/
Sabtu, 28 Januari 2023 | 08:56 WIB
Ilustrasi warga Cina (Javier Quiroga/Unsplash)

Suara Sumatera - Beredar kabar di media sosial yang menyebut bahwa 200 juta rakyat Tiongkok akan menempati 10 proyek reklamasi di Indonesia.

Informasi tersebut disebarkan melalui sebuah postingan oleh akun Twitter Putra Langkisau pada 23 Januari 2022. 

Akun Twitter tersebut menyertakan sebuah sumber video unggahan pertama yang ada pada kanal YouTube Redaksi Umat.

Adapun narasinya sebagai berikut:

"Ustazd Andri Kurniawan : Bahkan diprediksi 2024 kalau 10 Proyek Reklamasi itu jadi dan termasuk Reklamasi Teluk Benoa Bali akan ada 200 Juta Rakyat China Daratan akan menempati 10 Proyek Reklamasi itu." demikian caption akun itu dikutip Sabtu (28/1/2023).

Benarkah klaim tersebut?

PENJELASAN
Berdasarkan penelusuran yang dilalukan, klaim yang menyebut 200 juta rakyat Tiongkok atau Cina akan menempati 10 proyek reklamasi di Indonesia tidak didukung data yang valid.

Dilansir dari medcom.id, tidak ada informasi resmi dan valid mengenai hal itu. Sebelumnya juga beredar narasi senada pada tahun 2020 lalu. 

Sebanyak 200 warga Tiongkok memasuki wilayah NKRI, namun narasi tersebut tidak didukung data yang valid.

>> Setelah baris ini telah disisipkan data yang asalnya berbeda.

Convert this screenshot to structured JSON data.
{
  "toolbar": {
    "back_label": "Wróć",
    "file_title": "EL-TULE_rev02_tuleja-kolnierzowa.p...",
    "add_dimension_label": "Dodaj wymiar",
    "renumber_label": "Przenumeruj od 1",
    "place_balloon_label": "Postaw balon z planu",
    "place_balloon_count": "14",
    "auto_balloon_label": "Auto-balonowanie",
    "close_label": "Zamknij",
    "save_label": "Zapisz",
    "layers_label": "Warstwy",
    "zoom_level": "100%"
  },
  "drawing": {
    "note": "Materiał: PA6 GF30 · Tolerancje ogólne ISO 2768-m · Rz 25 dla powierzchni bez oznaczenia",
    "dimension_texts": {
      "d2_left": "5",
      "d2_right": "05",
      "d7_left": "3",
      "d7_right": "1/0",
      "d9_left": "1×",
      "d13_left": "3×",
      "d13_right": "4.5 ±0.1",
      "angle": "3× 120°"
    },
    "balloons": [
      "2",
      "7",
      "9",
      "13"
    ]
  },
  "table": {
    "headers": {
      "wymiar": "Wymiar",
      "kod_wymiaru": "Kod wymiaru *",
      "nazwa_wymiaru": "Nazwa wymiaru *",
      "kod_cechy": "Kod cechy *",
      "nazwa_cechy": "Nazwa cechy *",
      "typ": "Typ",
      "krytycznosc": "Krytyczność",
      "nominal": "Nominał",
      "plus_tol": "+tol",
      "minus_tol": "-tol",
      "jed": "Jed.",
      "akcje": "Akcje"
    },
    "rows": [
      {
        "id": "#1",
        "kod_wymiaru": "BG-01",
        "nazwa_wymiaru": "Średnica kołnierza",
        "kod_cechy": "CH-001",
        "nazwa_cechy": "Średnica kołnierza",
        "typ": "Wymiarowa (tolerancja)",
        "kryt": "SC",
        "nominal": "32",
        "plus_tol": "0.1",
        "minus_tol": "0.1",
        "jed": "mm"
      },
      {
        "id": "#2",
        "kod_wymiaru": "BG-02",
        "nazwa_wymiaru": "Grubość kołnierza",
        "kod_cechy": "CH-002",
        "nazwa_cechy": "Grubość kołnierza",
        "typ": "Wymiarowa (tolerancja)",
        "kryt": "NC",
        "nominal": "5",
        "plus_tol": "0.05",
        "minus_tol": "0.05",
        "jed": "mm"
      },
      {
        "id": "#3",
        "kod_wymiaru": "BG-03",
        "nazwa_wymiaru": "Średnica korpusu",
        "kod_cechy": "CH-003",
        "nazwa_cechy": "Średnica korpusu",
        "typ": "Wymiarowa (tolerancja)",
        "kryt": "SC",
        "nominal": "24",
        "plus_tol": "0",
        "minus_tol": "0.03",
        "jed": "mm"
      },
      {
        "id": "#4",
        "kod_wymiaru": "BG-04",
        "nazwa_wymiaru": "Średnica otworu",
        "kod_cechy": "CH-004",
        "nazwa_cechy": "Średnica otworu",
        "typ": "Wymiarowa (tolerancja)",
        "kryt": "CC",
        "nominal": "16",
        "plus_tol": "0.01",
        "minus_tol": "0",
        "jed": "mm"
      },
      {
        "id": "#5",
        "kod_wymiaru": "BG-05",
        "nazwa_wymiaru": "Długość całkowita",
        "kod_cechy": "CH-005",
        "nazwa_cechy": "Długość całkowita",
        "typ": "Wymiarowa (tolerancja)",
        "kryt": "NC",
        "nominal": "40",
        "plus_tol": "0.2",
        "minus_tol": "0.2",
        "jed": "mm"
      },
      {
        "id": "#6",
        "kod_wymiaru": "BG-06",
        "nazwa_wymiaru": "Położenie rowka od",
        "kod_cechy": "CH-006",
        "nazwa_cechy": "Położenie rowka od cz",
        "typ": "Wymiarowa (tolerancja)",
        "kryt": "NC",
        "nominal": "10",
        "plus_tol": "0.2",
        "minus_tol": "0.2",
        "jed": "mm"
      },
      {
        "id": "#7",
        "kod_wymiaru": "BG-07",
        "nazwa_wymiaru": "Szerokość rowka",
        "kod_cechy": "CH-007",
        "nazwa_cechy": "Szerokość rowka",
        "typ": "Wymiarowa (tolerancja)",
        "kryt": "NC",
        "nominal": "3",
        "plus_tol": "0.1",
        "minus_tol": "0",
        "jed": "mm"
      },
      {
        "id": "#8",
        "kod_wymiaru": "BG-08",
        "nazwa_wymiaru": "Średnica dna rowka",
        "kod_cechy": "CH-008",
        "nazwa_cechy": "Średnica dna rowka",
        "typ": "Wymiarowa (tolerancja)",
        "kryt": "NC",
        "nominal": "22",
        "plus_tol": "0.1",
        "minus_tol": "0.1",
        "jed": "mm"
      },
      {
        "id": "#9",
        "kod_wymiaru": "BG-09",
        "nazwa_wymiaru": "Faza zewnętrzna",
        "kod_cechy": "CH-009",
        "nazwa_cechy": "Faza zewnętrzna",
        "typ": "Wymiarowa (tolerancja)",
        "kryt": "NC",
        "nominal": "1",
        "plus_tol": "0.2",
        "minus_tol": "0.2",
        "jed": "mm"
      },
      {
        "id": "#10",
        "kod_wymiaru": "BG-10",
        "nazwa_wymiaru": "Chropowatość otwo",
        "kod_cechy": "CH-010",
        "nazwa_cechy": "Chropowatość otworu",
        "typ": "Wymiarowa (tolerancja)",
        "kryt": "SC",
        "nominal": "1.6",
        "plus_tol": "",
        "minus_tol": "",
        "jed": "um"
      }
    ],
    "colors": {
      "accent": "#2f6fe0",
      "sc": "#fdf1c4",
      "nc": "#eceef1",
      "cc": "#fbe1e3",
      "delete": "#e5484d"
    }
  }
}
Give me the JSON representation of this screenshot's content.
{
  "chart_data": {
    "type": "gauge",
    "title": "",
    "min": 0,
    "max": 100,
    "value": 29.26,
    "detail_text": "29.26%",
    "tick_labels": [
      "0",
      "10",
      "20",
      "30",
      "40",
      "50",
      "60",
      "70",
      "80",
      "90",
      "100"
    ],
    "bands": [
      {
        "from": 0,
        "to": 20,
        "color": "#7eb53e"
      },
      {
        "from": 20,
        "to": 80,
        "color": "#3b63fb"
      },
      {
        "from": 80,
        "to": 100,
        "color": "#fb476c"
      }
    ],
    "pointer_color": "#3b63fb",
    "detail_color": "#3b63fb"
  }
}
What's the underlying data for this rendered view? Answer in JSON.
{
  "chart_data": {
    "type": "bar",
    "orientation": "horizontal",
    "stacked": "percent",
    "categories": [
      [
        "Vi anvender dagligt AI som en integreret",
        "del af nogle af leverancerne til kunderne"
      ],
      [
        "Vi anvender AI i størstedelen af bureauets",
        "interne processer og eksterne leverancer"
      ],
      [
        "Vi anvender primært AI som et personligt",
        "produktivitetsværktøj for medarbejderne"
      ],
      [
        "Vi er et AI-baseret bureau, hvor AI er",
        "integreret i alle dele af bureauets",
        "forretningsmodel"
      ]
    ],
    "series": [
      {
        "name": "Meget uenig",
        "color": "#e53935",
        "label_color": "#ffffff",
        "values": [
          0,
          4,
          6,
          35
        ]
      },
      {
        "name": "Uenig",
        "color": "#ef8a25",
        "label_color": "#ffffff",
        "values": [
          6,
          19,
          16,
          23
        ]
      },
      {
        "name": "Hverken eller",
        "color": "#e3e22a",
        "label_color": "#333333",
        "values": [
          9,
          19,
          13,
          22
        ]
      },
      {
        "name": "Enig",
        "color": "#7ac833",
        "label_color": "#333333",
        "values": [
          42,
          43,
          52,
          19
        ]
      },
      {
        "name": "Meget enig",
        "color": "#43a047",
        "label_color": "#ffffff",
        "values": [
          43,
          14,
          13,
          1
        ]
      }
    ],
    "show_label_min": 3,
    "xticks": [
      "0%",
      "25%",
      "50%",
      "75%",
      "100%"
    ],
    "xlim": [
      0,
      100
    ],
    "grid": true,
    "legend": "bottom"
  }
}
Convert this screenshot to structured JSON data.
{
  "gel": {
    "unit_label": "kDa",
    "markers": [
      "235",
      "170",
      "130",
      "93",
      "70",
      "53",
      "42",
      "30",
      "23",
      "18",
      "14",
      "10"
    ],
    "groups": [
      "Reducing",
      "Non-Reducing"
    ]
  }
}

Baca Juga: Berbaju Merah, Ridwan Kamil Asyik Ikut Senam Si Cita di Acara PDIP Bandung

KESIMPULAN
Dengan demikian klaim 200 juta rakyat Tiongkok akan menempati 10 proyek reklamasi di Indonesia adalah salah, sehingga masuk ke dalam kategori konten yang menyesatkan.